Cast any magic missiles on his Censor bearers, they're the only real threat to your Warriors. As there are only 5 of them, they'll go down very quickly to the right attacks. Also I'm not sure of the new rules, but the old rules said that "models with the mark of nurgle only take a wound from the poision gas on a 6, so that would make it easier for you against them, though they still can do a bit of damage with their flails first turn. If you can get rid of his censor bearers, then even if his main unit of plague monks charges your warriors, and his slaves flank, you should be easily able to see them off. Button up with HW/S for a 2+ save and direct attacks towards the slaves - easy kills.

Anyway, that's just my 2cents.


----------



## Jolly Puggles (Aug 4, 2009)

The problem with small units of slaves is that they're vulnerable. Hit them with missile fire and magic and they'll have to start making panic tests. If you can get them to run before they lure you're units in, then they're not doing their job. I typically field a unit of 52 skavenslaves (that's 4x13 for those of you who aren't paying attention!) and I've yet to have them fail in their task. If I'd fielded two smaller units, then I can almost guarantee that at least one of them would have fallen to missile fire and run, leaving my main units vulnerable.


----------



## Freedirtyneedles (Oct 22, 2009)

I'm going to have to do my homework on the plague rules and mark of nurgle, it does seems rather silly that nurgle units die to the f-ing plague. those censor bearers are what caused so much havok. small points battles..i made a vow to myself that I would'nt field a unit unless it was painted and not buying anymore crap until all my stuff is painted, so i'm stuck at small points for a bit.


----------



## bobss (May 18, 2008)

Slaves new rule, cornered rats is pretty good, when beaten in combat they inflict a fairly low strength hit to any model within 2d6 ( or was it 3d6? ) also casting death frenzy on a block, thus giving them frenzy for a turn is a bonus, although they will suffer a wound each with no armour save, but hell they are slaves, they can tarpit, act as missle cover and are dirt cheap.

I wonder what hounds would be like against slaves?


----------



## MaidenManiac (Oct 2, 2008)

Freedirtyneedles said:


> I'm going to have to do my homework on the plague rules and mark of nurgle, it does seems rather silly that nurgle units die to the f-ing plague. those censor bearers are what caused so much havok...


Those exceptions would be in the new Skaven Armybook in that case. The WoC book doesnt say sh1t about such things (as one would hope, since it was the same crap the last time) :no:



bobss said:


> I wonder what hounds would be like against slaves?

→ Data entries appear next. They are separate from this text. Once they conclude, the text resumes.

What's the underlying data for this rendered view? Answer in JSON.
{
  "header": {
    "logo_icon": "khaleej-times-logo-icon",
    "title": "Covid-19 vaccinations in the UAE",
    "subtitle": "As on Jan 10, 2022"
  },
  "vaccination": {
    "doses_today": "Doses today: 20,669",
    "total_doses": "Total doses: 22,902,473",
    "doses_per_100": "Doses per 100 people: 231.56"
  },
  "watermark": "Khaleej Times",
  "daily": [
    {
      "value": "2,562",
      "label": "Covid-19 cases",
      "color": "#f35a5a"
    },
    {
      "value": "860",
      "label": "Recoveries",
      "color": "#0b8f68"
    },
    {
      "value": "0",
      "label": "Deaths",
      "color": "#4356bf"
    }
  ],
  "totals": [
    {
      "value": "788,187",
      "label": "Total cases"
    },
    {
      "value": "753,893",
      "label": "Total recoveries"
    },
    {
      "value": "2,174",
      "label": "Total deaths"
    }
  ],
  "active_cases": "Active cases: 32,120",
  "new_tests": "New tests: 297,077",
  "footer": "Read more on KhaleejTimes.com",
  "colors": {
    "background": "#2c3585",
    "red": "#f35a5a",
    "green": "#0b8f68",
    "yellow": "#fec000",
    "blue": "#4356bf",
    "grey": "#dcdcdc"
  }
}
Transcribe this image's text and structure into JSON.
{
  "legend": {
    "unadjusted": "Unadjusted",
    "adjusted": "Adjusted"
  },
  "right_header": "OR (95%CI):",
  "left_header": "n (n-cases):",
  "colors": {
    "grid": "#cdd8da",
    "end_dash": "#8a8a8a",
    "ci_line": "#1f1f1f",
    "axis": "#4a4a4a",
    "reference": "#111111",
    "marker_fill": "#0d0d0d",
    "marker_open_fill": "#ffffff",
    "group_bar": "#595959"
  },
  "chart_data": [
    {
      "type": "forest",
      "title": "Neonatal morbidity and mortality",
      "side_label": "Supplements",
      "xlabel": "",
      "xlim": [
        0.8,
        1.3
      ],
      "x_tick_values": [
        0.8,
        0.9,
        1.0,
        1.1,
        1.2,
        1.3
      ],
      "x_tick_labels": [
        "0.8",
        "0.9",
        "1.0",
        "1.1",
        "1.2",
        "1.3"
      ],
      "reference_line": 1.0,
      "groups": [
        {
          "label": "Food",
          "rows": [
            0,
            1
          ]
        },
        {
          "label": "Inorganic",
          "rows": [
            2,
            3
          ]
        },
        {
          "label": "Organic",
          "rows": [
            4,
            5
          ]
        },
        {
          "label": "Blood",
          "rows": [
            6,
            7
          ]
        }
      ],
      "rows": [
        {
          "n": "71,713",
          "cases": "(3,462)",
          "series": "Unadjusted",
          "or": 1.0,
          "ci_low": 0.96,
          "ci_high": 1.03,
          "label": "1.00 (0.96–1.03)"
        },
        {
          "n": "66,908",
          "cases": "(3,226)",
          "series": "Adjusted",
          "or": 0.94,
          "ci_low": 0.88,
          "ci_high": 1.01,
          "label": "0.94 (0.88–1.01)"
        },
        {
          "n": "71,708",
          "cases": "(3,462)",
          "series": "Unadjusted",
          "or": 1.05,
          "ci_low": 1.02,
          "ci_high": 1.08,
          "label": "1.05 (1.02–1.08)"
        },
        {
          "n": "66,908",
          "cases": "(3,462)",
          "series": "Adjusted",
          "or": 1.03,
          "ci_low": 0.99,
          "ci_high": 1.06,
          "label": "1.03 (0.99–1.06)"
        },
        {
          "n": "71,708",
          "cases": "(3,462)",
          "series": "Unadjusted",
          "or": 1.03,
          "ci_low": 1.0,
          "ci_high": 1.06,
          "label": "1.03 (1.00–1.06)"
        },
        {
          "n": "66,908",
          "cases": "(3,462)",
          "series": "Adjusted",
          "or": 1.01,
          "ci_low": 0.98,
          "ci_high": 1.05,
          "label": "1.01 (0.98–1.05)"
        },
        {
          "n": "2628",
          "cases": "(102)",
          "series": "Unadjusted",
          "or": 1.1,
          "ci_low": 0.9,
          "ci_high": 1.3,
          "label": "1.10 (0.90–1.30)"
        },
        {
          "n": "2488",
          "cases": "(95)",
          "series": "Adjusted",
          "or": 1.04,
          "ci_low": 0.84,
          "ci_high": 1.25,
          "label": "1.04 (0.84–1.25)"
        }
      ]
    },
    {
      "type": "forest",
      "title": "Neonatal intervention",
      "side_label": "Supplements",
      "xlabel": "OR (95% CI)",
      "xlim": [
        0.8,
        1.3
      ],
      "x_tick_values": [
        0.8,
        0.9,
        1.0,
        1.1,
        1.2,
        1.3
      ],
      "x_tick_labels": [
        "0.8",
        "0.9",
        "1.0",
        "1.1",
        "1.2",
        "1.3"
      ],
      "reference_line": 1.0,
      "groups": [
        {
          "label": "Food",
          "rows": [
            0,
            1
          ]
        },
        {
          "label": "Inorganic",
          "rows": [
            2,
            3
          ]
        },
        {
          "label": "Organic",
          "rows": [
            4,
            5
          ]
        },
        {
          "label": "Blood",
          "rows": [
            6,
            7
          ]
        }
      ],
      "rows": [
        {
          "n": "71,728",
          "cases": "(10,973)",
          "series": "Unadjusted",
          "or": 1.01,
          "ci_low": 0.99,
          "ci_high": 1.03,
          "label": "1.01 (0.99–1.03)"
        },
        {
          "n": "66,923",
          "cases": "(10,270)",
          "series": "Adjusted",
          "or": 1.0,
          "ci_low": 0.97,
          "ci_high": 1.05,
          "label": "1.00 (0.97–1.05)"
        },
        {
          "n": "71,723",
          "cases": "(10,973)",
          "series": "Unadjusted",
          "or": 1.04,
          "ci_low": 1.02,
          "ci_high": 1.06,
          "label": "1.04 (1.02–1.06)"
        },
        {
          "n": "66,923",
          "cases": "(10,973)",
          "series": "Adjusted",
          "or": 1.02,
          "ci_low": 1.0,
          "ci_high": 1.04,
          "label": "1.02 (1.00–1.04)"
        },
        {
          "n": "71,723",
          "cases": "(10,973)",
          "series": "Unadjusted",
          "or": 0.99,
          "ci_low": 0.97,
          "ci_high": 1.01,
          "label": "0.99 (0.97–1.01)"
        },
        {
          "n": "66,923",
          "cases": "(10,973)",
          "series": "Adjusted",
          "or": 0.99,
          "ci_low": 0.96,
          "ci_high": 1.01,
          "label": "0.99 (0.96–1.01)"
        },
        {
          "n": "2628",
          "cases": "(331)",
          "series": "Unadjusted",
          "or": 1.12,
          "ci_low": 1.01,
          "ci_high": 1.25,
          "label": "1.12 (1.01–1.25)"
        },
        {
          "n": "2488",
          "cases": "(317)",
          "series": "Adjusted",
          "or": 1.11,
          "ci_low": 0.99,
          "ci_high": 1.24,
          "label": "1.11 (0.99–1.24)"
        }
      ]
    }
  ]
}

If the warhounds can get a flank on them then theyll do ok, otherwise they will fail miserably on all things other then redirecting charges. 3 ranks and outnumbering is a pain to beat with few S3 attacks.

3 Units of Warhounds would probably do it, since its hard to protect all flanks, but that costs 90 pts which will be an issue in a low pts game.

Regarding those Plague Cencer Bearers, the best chances you have of killing them is with magic missiles. The only shooting you can have is (Hillcannons not counted) mounted marauders, and they will have a hard time killing them with their low range weapons, and will defo not stand a charge from them. This means you must give up your "MoN everywhere" approach to get either MoT on the sorcerer, or no mark and use (preferably) Fire. One fireball/flickering fire might very well be enough to ruin their day


----------



## Freedirtyneedles (Oct 22, 2009)

k, the rematch was 2250 pts.....i CRUSHED his army like a bug! used a chaos lord, exalted and 2 sorcs...both had plague squal....that spell won it for me, hit one of his slaves with both squalls, and I swear to all that's holy i rolled 2 12's.....magic is amazing when it works.
the lord caused terror from the filth mace and got to roll on eye of the gods like 4 times! those rolls start making a freaking combat monster even nastier! anyway, long of the short, thanks for the tips, they really did help me out.


----------